There are four phases of fracture healing. The haematoma phase, the inflammatory phase, the callus phase and the remodelling phase. The fracture is healed when the fracture site movement stops. Following this the bone remodells over a period of 2 years or more. My research demonstrated that each of these phases differ in time between patients. Also, the callus size differs depending on its initial stability and the presence or absence of an intact periosteum. Each of these phases can be influenced by changing the environment both biomechanically and chemically.
You have said that "I strongly suggest crutches to ease the weight off, even if you can walk...it heals the bone faster as no weight on it!!!" Nothing could be further from the truth regarding the speed of healing of a fracture.
Fracture site movement, or the lack of it (the mechanical environment), works best depending on the overall stability of the fracture and works best during the inflammatory and callus phases of fracture healing.
To assess the need to change the mechanical environment in an individual with a stress fracture (deciding to weight bear or not weight bear) your Orthopaedic and Trauma Surgeon needs to take a history, examine you and take xrays of the fracture. Non-weight bearing can lead to its own complications like disuse osteoporosis, contractures, thrombosis, and possibly RSD so it should never be advocated without a clinical assessment (your get out of jail free card K-J).

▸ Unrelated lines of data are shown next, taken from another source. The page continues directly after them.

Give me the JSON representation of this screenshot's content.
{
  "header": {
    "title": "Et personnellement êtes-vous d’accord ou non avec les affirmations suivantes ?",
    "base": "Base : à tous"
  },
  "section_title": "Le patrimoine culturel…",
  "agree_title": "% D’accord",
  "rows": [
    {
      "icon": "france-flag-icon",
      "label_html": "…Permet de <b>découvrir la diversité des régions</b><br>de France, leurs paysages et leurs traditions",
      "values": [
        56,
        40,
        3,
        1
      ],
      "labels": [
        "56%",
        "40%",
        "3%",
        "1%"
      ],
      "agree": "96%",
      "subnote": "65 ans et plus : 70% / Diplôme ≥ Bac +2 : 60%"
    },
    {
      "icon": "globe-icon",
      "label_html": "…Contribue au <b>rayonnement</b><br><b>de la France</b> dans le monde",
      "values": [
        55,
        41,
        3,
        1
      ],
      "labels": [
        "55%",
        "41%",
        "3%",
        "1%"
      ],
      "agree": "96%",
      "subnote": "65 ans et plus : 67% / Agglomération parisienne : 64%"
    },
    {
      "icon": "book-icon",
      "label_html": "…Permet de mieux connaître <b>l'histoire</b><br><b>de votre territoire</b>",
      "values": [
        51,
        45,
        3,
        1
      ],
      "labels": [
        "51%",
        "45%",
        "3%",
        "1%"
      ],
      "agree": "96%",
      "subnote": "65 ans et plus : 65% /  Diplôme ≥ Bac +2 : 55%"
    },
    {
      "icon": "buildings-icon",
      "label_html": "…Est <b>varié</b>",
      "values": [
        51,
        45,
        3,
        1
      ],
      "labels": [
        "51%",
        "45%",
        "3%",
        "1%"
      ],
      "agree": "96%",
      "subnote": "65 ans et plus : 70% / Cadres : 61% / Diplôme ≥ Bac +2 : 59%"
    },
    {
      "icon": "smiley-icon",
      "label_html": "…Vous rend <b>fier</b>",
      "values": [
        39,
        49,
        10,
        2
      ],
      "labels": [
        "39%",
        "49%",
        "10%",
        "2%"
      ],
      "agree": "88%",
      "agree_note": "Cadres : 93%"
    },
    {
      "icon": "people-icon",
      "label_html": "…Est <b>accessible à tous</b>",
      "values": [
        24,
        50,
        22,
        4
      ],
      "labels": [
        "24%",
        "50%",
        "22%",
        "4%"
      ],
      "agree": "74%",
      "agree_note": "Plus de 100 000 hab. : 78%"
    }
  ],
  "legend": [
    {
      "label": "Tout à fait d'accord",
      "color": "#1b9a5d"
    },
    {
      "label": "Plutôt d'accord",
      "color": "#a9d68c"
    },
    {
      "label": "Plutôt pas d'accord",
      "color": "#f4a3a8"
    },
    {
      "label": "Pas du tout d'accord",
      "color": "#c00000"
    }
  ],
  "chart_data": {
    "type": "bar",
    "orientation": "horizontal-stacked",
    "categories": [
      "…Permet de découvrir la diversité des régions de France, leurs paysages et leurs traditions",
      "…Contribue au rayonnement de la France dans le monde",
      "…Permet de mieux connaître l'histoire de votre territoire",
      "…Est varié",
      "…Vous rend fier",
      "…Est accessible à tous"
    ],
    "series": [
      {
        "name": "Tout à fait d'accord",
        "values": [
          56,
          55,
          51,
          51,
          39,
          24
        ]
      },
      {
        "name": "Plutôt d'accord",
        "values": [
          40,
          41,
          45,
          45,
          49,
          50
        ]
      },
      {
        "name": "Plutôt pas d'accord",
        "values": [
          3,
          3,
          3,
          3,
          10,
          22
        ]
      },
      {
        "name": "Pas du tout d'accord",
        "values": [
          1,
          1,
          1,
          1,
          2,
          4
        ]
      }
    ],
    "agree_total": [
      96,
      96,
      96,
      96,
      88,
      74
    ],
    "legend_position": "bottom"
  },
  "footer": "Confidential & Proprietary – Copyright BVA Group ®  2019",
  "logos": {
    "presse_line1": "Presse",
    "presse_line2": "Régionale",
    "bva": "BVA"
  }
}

The biggest influences on the rate of callus formation appear to be the initial energy of injury, age, smoking, corticosteroid use, fracture site movement and malnourishment. The biggest problem with a stress fracture is that it is undisplaced and not fully broken. This means there is little fracture site movement and little callus healing. Therefore, many take the 1-2 years of remodelling to fill the gap at the fracture site.

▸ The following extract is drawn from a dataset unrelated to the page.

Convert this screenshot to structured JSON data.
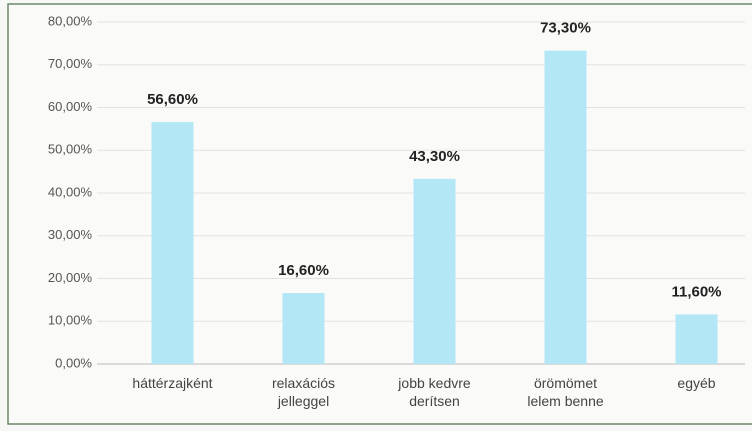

In undisplaced stress fractures of the tibia it is important to maintain weight bearing for some stimulus to the callus through fracture site movement. This is why I use an Aircast XP Walker first and then the Aircast Leg Brace during the later phases and keep my patinet weight bearing for rapid rehabilitation.
Hope this helps.
John Hardy
P.S. My MD thesis was entitled Tibial Diaphyseal Fracture Healing.